Constrastando com o aspecto cru da cidade, a campa é um belo e calmo
jardim.
“Você deve ser o motorista...” respondo-lhe. “Morteza”
apresenta-se, entregando um cartão e um sorriso contagiante. Não
poderia estar mais contente com quem me iria levar a Persepolis. Morteza
é a personificação da simpatia persa. Gentil, educado e muito jovial.
Pelo caminho – uma estrada que corta as montanhas e que por si só enchem
os olhos – conta-me como é amigo de um outro Português, também João,
mas neste caso, Pedro. Descreve as peripécias desse João e como ele
ficou raptado pelo período “dos melhores 22 dias da sua vida” entre o
Paquistão e o Irão.
Conta-me
um pouco da sua história de 62 anos. De como era trabalhador da
petroquímica no tempo do Xá.
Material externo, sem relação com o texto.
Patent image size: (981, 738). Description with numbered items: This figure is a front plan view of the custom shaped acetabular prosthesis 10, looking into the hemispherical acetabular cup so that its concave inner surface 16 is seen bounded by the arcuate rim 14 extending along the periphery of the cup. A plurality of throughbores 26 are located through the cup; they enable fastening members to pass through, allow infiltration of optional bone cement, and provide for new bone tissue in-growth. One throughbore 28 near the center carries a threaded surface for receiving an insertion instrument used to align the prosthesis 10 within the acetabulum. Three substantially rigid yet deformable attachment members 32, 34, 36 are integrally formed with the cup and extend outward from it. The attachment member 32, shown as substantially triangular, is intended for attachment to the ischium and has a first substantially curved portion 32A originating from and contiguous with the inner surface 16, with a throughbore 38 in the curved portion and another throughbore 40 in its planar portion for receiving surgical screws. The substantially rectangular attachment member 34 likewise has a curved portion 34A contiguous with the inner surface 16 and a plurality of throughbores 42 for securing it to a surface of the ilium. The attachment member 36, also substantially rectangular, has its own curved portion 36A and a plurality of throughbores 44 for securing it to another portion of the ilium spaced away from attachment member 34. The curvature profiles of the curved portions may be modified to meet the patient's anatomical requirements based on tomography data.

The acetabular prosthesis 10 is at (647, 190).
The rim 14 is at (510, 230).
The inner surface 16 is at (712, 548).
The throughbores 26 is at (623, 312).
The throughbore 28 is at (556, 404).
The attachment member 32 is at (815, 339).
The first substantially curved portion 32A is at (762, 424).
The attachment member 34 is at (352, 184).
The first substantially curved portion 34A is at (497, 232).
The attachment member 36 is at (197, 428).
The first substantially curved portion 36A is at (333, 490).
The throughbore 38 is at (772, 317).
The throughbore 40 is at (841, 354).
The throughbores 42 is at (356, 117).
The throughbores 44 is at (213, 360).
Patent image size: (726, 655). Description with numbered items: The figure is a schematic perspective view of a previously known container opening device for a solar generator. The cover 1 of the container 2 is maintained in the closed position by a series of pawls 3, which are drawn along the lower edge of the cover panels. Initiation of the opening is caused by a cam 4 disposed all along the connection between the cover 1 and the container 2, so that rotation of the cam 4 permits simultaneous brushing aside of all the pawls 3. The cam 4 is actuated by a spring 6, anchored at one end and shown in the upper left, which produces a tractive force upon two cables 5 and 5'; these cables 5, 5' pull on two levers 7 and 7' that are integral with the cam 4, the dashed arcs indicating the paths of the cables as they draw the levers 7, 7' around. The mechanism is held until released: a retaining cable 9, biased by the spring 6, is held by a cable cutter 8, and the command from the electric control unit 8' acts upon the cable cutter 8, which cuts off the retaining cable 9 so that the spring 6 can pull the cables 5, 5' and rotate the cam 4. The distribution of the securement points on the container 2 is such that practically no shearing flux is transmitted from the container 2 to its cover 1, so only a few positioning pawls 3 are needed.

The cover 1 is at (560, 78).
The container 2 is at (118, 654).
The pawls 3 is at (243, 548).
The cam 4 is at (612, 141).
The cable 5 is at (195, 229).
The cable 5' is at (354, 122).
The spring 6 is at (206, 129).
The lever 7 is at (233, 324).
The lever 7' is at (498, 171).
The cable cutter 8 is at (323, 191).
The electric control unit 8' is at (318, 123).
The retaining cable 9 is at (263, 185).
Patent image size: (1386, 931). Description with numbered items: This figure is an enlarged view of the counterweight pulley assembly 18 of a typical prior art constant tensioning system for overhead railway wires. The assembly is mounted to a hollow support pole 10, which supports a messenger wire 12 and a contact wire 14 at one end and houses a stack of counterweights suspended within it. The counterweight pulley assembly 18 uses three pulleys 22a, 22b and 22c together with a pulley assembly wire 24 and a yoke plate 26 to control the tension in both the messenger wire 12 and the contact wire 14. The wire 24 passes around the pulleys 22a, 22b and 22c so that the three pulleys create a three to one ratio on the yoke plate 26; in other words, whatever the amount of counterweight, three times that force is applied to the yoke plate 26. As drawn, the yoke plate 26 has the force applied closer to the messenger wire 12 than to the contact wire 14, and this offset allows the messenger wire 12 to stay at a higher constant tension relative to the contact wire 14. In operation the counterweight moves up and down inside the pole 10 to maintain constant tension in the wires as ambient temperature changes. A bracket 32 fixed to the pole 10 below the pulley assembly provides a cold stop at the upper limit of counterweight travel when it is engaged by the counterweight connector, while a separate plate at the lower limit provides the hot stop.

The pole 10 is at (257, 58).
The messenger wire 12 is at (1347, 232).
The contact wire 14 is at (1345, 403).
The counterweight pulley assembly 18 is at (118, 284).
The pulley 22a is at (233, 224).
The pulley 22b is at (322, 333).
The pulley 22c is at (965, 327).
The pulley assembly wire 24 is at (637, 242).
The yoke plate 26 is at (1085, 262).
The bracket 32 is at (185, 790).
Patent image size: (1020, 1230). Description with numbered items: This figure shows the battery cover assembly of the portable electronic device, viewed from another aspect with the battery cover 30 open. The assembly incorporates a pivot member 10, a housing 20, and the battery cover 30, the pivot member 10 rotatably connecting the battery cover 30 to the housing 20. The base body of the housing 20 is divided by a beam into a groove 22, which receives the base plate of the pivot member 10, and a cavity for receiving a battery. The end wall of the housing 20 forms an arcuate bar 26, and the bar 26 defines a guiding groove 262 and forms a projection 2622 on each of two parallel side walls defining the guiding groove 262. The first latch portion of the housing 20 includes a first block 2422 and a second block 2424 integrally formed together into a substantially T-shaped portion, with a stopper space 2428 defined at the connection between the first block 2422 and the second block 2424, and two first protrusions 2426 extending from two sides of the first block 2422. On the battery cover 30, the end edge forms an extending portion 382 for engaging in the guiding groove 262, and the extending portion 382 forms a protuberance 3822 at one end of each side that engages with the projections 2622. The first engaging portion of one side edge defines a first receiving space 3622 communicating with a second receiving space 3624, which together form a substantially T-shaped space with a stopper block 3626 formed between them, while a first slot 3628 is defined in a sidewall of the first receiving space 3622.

E de como, depois da revolução, se despediu
por não conseguir trabalhar com os Mullahs. Vejo como esta revolução
teve impacto na sua vida, e como nem sempre a “revolução” tem o melhor
desfecho. Guia-me de volta à sua juventude e de como os aldeões
conduziam os primeiros carros. Quando me explica que eles pensavam que o
espelho retrovisor servia apenas para ajeitar o cabelo, não posso
deixar de largar uma gargalhada sentida. É um verdadeiro contador de
histórias, e pelas suas palavras viajo um pouco pelo país que já não
existe. Ao chegar ao meu destino, ainda me acompanha até comprar o meu
bilhete para Persepolis.
E
este local, apesar de meio despido, é uma lembrança que esta é uma
terra de grandes impérios. Da campa de Artaxerxes, percebe-se a escolha
do local. Uma planície ampla é o cenário perfeito para o palácio de um
grande império. Vagueio um pouco por aqui e por outros tempos. Imagino o
que as comissões estrangeiras devem ter sentido ao entrar pela
escadaria monumental à sua entrada. Do cimo, trompetas ecoariam, e
demonstrariam, pelo som, a força deste império.
Após
esta visita ao passado, vou para outra máquina do tempo: Naqsh-e
Rostam. São os tumúlos gigantescos de Darius I, II, Xerxes I e
Artaxerxes I. Apenas conseguimos ter a noção da sua dimensão quando
observamos outro ser humano – sempre de aspecto minúsculo – a olhar
espantado para o mesmo. Das várias inscrições uma parece um aviso ao
limite que a Europa teve. Num baixo-relevo o rei persa segura pela mão o
imperador romano, enquanto outro se ajoelha. Aqui foi Roma que prestou
vassalagem a outro grande império.
Volto
à companhia do simpático Morteza, enquanto regresso a Shiraz. Dá-me
várias indicações sobre os belos locais que este país tem para oferecer.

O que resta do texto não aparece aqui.